World Languages Honored

Holy Angels was recently recognized by the publishers of Today’s Catholic Teacher magazine at the annual National Catholic Educational Association’s convention in Cincinnati.  Holy Angels was one of three finalists for the Innovations in Catholic Education (ICE) award presented by the magazine for innovations in curriculum.  The award was presented for the unique World Languages Program at Holy Angels which includes Spanish, German, and Chinese.

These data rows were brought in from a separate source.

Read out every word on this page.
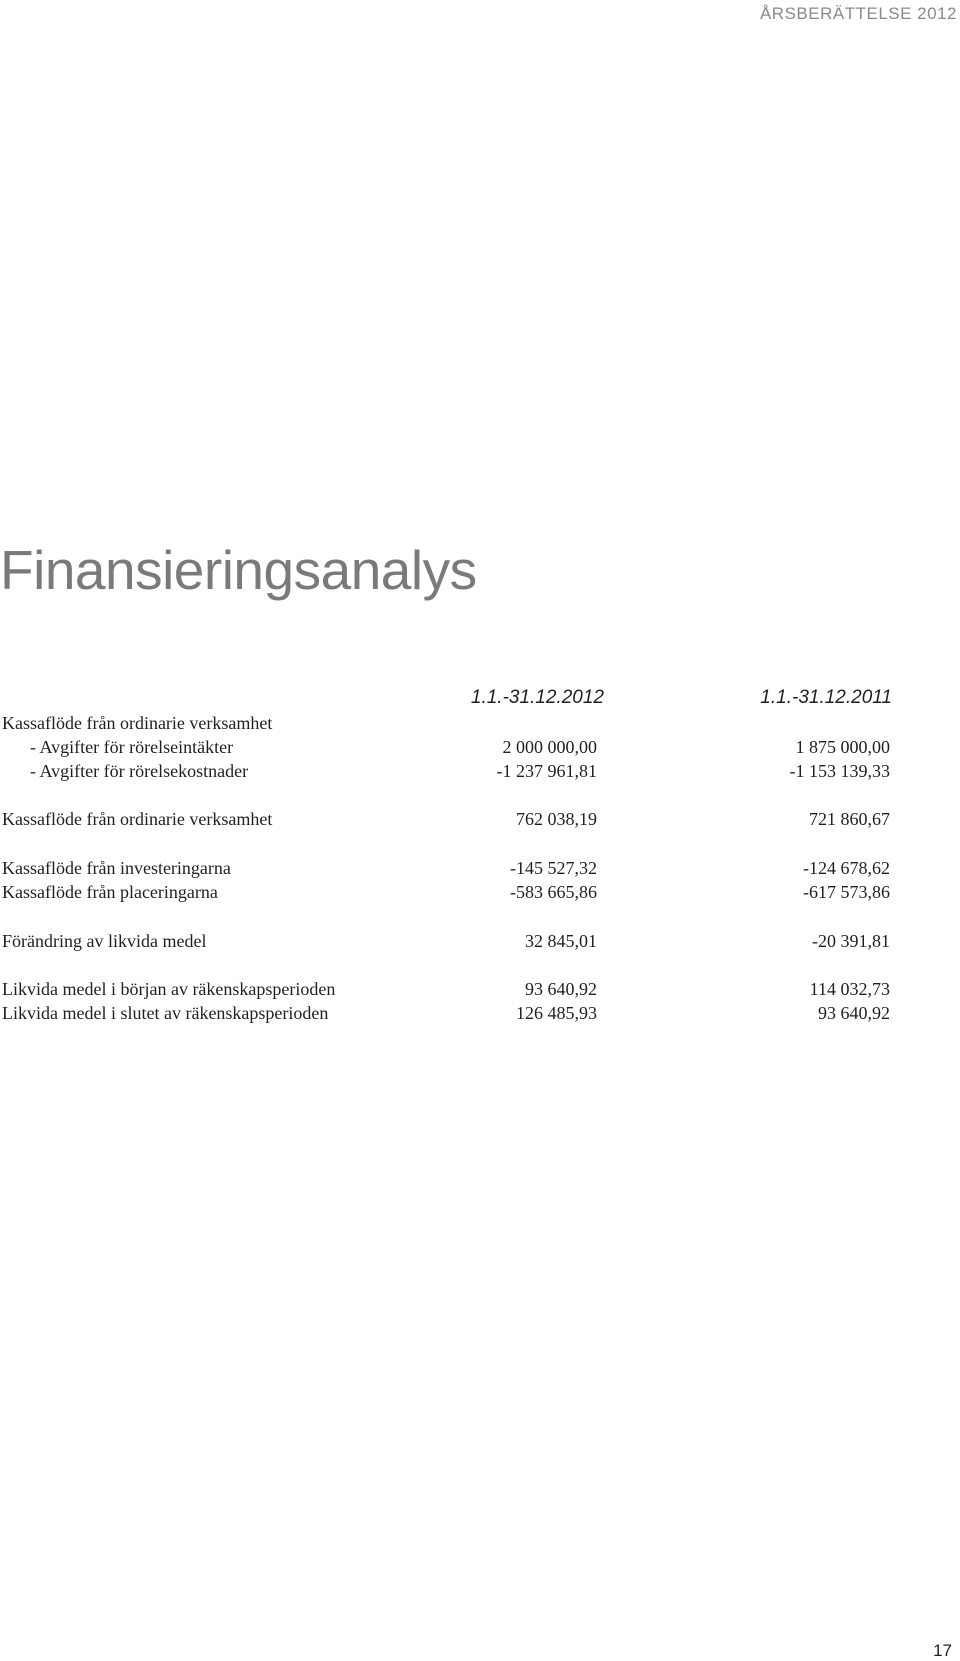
ÅRSBERÄTTELSE 2012
Finansieringsanalys
1.1.-31.12.2012	1.1.-31.12.2011
Kassaflöde från ordinarie verksamhet
- Avgifter för rörelseintäkter	2 000 000,00	1 875 000,00
- Avgifter för rörelsekostnader	-1 237 961,81	-1 153 139,33
Kassaflöde från ordinarie verksamhet	762 038,19	721 860,67
Kassaflöde från investeringarna	-145 527,32	-124 678,62
Kassaflöde från placeringarna	-583 665,86	-617 573,86
Förändring av likvida medel	32 845,01	-20 391,81
Likvida medel i början av räkenskapsperioden	93 640,92	114 032,73
Likvida medel i slutet av räkenskapsperioden	126 485,93	93 640,92
17
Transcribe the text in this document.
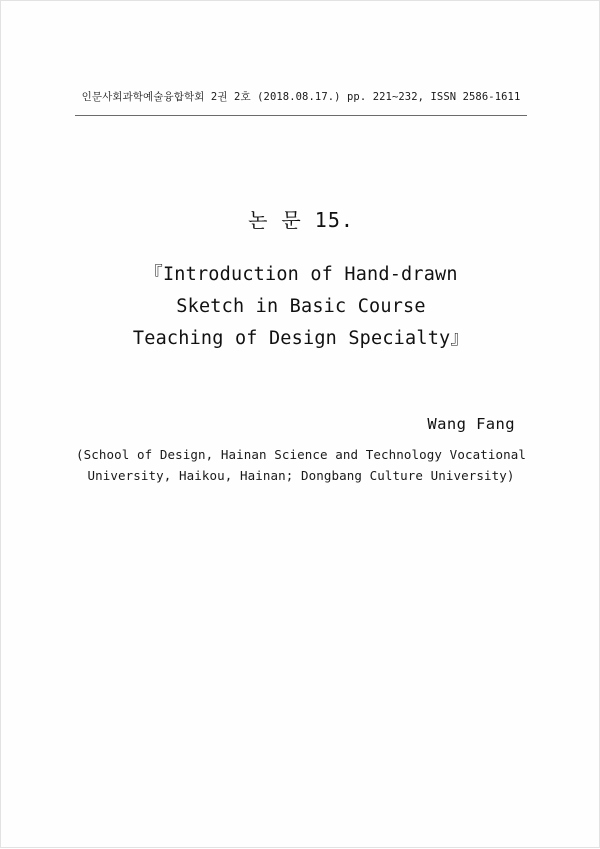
인문사회과학예술융합학회 2권 2호 (2018.08.17.) pp. 221~232, ISSN 2586-1611
논 문 15.
『Introduction of Hand-drawn
Sketch in Basic Course
Teaching of Design Specialty』
Wang Fang
(School of Design, Hainan Science and Technology Vocational
University, Haikou, Hainan; Dongbang Culture University)
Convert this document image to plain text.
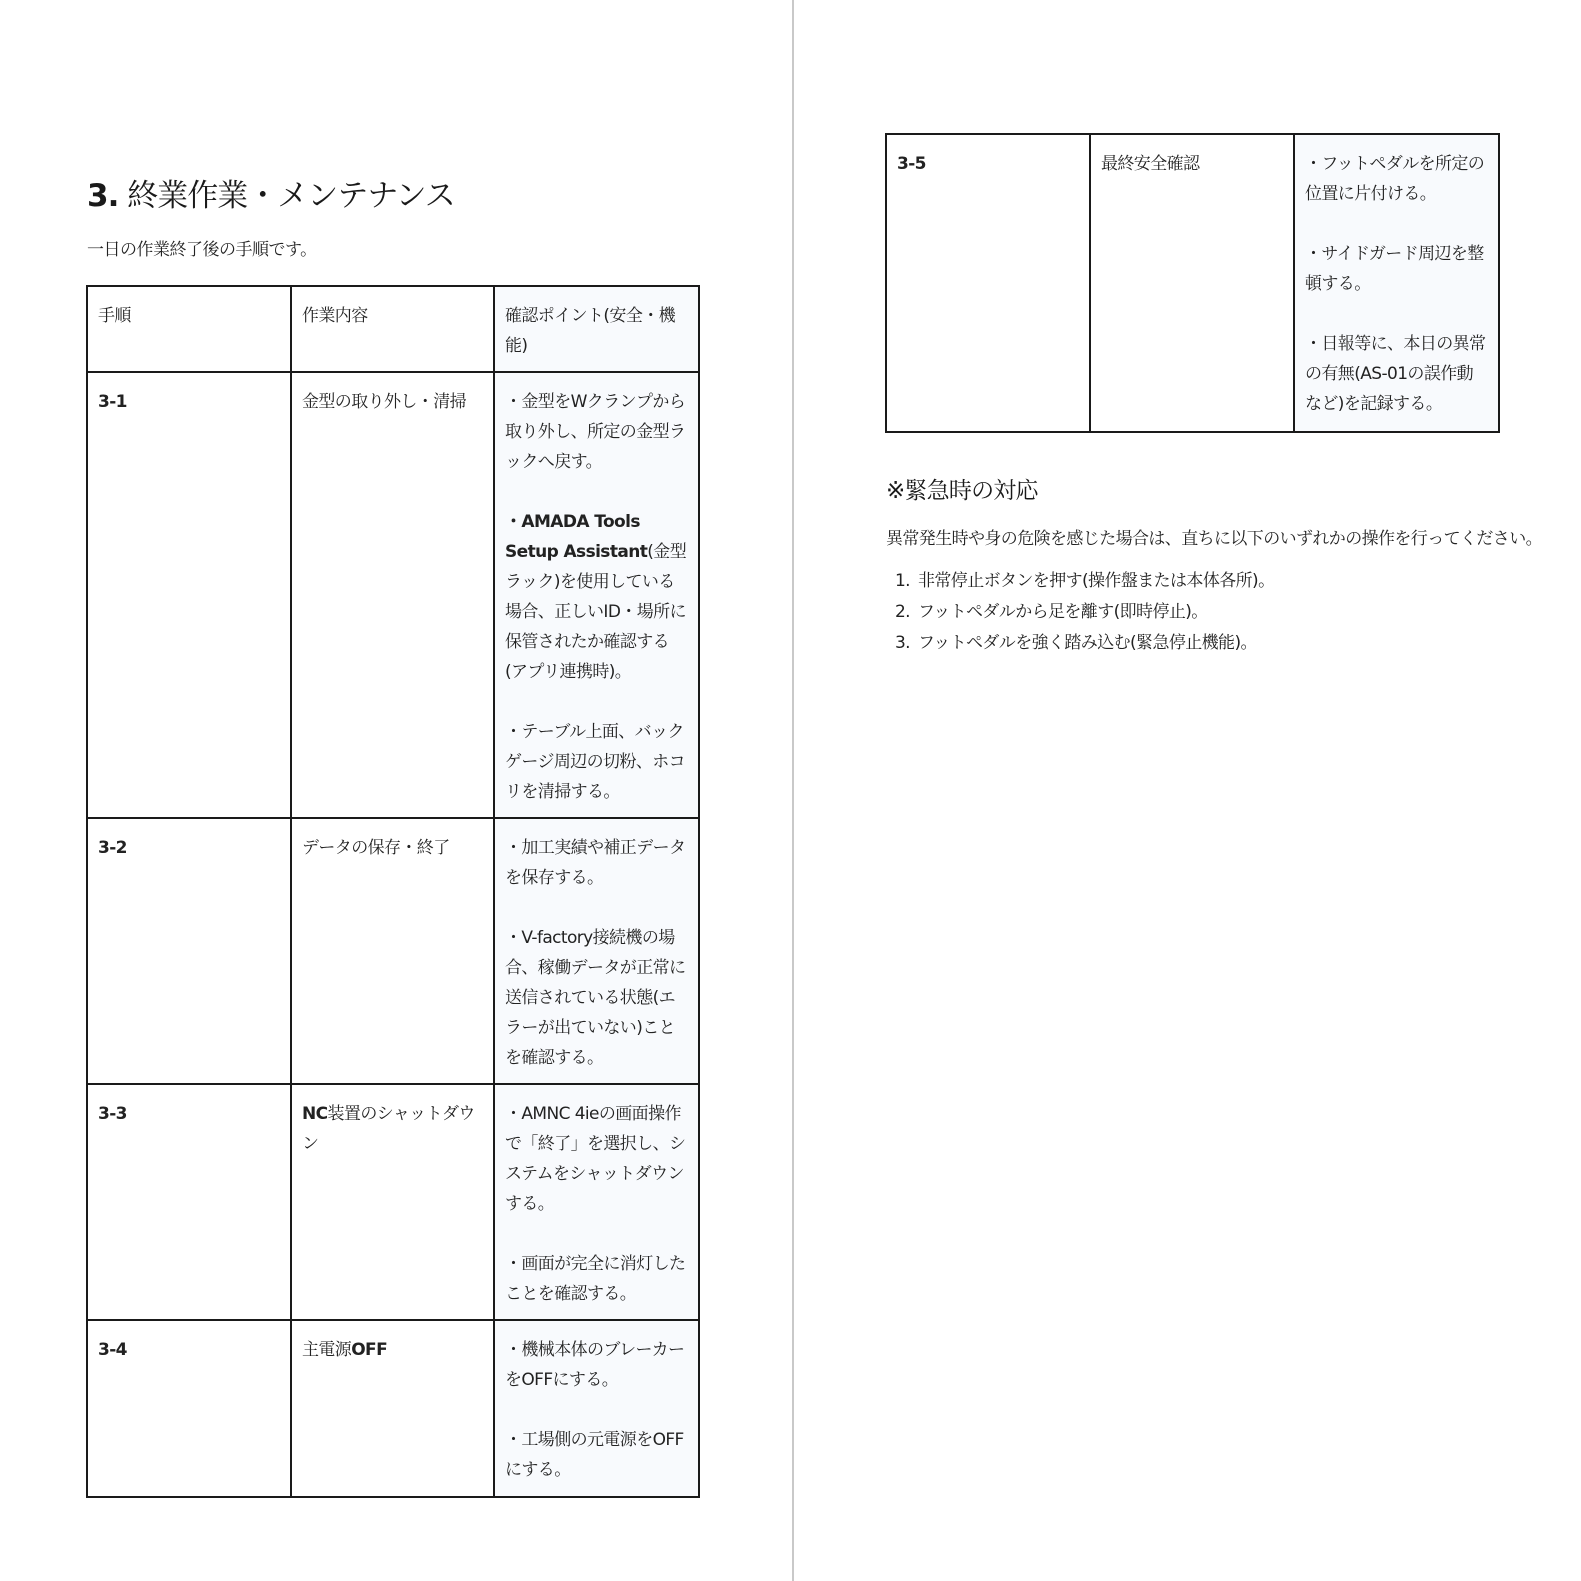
3. 終業作業・メンテナンス

一日の作業終了後の手順です。

手順	作業内容	確認ポイント(安全・機能)
3-1	金型の取り外し・清掃	・金型をWクランプから取り外し、所定の金型ラックへ戻す。
・AMADA Tools Setup Assistant(金型ラック)を使用している場合、正しいID・場所に保管されたか確認する(アプリ連携時)。
・テーブル上面、バックゲージ周辺の切粉、ホコリを清掃する。

3-2	データの保存・終了	・加工実績や補正データを保存する。
・V-factory接続機の場合、稼働データが正常に送信されている状態(エラーが出ていない)ことを確認する。

3-3	NC装置のシャットダウン	・AMNC 4ieの画面操作で「終了」を選択し、システムをシャットダウンする。
・画面が完全に消灯したことを確認する。

3-4	主電源OFF	・機械本体のブレーカーをOFFにする。
・工場側の元電源をOFFにする。
3-5	最終安全確認	・フットペダルを所定の位置に片付ける。
・サイドガード周辺を整頓する。
・日報等に、本日の異常の有無(AS-01の誤作動など)を記録する。
※緊急時の対応

異常発生時や身の危険を感じた場合は、直ちに以下のいずれかの操作を行ってください。

1. 非常停止ボタンを押す(操作盤または本体各所)。
2. フットペダルから足を離す(即時停止)。
3. フットペダルを強く踏み込む(緊急停止機能)。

In order to prepare students for a multi-cultural interdependent society, Holy Angels School supports the importance of offering a sequential program of study in world culture and language. Several outcomes of the program at Holy Angels include: 1) the ability to communicate in a second or third world language, with emphasis on the development of listening, speaking, reading and writing skills; 2) an awareness of and appreciation for God’s gift of diversity in other cultures; and 3) provision for the option of advanced placement in the high school world language program for those students who choose to continue in a world language. A basic belief that a world language program is important for everyone mandates that the program be part of the regular school curriculum, at all grades, for all students.

In selecting languages/cultures to be taught in the program, German, Spanish and Chinese were chosen for various reasons. The German heritage is an important aspect of both the West Bend and Wisconsin communities, and the country of Germany has become a noted economic/business partner with the United States. The influence of Spanish culture continues to grow in most areas of the country and is an important consideration for the twenty-first century American society. The growing prominence of Chinese in the global community makes it a language and culture of great interest for present and future generations.

As much as possible, the study of world language/culture correlates with other areas of the curriculum, such as social studies. Therefore, world language is considered to be both an extension of other areas of curriculum and a curriculum in its own right.

Students in grades kindergarten through grade five receive instruction in German, Spanish and Chinese language and culture on a rotating trimester schedule. Students in grades six through eight concentrate on one of the world languages for three years. This language is chosen prior to sixth grade placement. By the end of eighth grade, it is possible for students to complete the equivalency of level one at the high school, in their respective language.

While a world language/culture program affects many facets of development, several intentional outcomes can be readily identified. These outcomes, which can be identified as goals, include such things as: vocabulary development, transfer of reading skills, positive attitude and self-concept development, increased creativity, development of communication skills and a better understanding and working knowledge of one’s native language.

The World Languages Program has been a part of the Holy Angels curriculum for more than twenty-five years.  It is supported by the Stehling Project which is funded by the Thomas Rolfs Foundation.